Like the classical adjusted plus/minus efficiency model, this basic hierarchical model for efficiency is constructed so that we make predictions about the mean number of points scored on a given possession between an offensive and defensive lineup. With this model, though, we consider all player’s offensive and defensive ratings to come from a normal distribution, where we consider two distributions: one for offensive ratings, and one for defensive ratings.

Mathematically, we can write this model as follows:

$Y_{i} \sim {\tt N}(\beta_{0} + \beta_{1} + O_{1} + \cdots + O_{5} + D_{1} + \cdots + D_{5}, \sigma^{2}_{y}) \\ O_{i} \sim {\tt N}(0, \sigma^{2}_{o}) \\ D_{i} \sim {\tt N}(0, \sigma^{2}_{d})$

Where $\beta_{0}$ estimates the average number of points scored on a possession on the road, $\beta_{1}$ estimates the home court advantage for when the offense is at home, and $O_{i}$ and $D_{i}$ estimate the offensive and defensive ratings for each player, respectively.

Also, because we have to use a Bayesian analysis, all of the parameters and hyperparameters of this model are given non-informative prior distributions.

### The Player Ratings

The tables below list this model’s estimated top 10 offensive, defensive, and overall players from the 06-07, 07-08, and 08-09 seasons.

[table id=3 /]

[table id=4 /]

[table id=5 /]

As far as uncertainty in the ratings is concerned, we wouldn’t say that any one of these players is better than the other. Also, there are some cases in which we wouldn’t say that a given player is better than the average player.

### Retrodiction Results

Obligatory top 10 lists aside, the real interest is in terms of predictions. Using the retrodiction methodology laid out in the post on retrodicting team efficiency, the ratings from the previous year’s model are used to predict the offensive, defensive, and net efficiency ratings of each team in the next season knowing game location and the 10 players on the court.

The following table lists the results:

[table id=2 /]

The difference in the classical model’s mean absolute error (MAE) and root mean squared error (RMSE) is listed under the MAE Diff and RMSE Diff columns. These are calculated by subtracting the classical model’s result from the hierarchical model’s result. In other words, negative numbers mean our predictions are doing better than the classical model.
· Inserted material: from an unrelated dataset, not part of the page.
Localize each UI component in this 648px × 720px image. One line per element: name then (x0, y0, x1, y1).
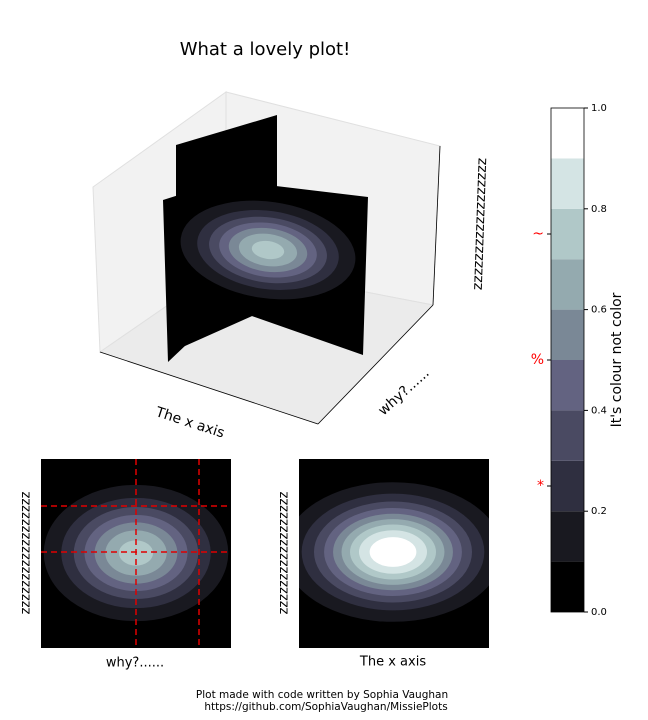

Again, one area of interest is in the net efficiency. The graph below shows the predicted net efficiency versus the actual net efficiency:

Unlike the classical model, this model does not predict teams to have very large or small net efficiency ratings, as most fall within +/- 10 points. This is probably a good thing, since most of the actual ratings fall within this range as well.

### Summary

Based on the results above, I consider this basic hierarchical model to better predict efficiency over the classical model.

There is, however, still room for improvement, as we again have some weird results where we predict a net efficiency of -5, yet the actual net efficiency is 15.

Randomness will always give us imperfect results, but this result seems like one that is worth investigating in an effort to provide insight into how we can construct a better model of efficiency.

### 3 Comments on this post

1. Kevin Pelton said:

Good stuff, Ryan. Two questions: Does the assumed normal distribution explain why these numbers are smaller than we see with classic adjusted plus-minus?

Second, who’s that outlier at the top of the chart that this method actually predicted to be a below-.500 team?

September 7th, 2009 at 10:02 pm
2. Ryan said:

The assumed normal distribution for player ratings keeps us from estimating ratings that are extreme (too big or too small) for players with small sample sizes. So this naturally keeps us from making extreme predictions for the future seasons.

I believe the outlier you’re referring to is the one I mention in the summary. It is the 08-09 Bulls team, where predictions are only made for ~900 possessions since we ignore possessions from guys like D. Rose. I want to better understand why this collection of players did so well, and if we can explain it in any way.

September 7th, 2009 at 10:14 pm
3. Ryan said:

I’ve constructed this spreadsheet that lists all offensive and defensive ratings from this model, with associated standard deviations and 95% credible intervals (which are constructed with the 2.5% and 97.5% quantiles).

September 9th, 2009 at 9:55 pm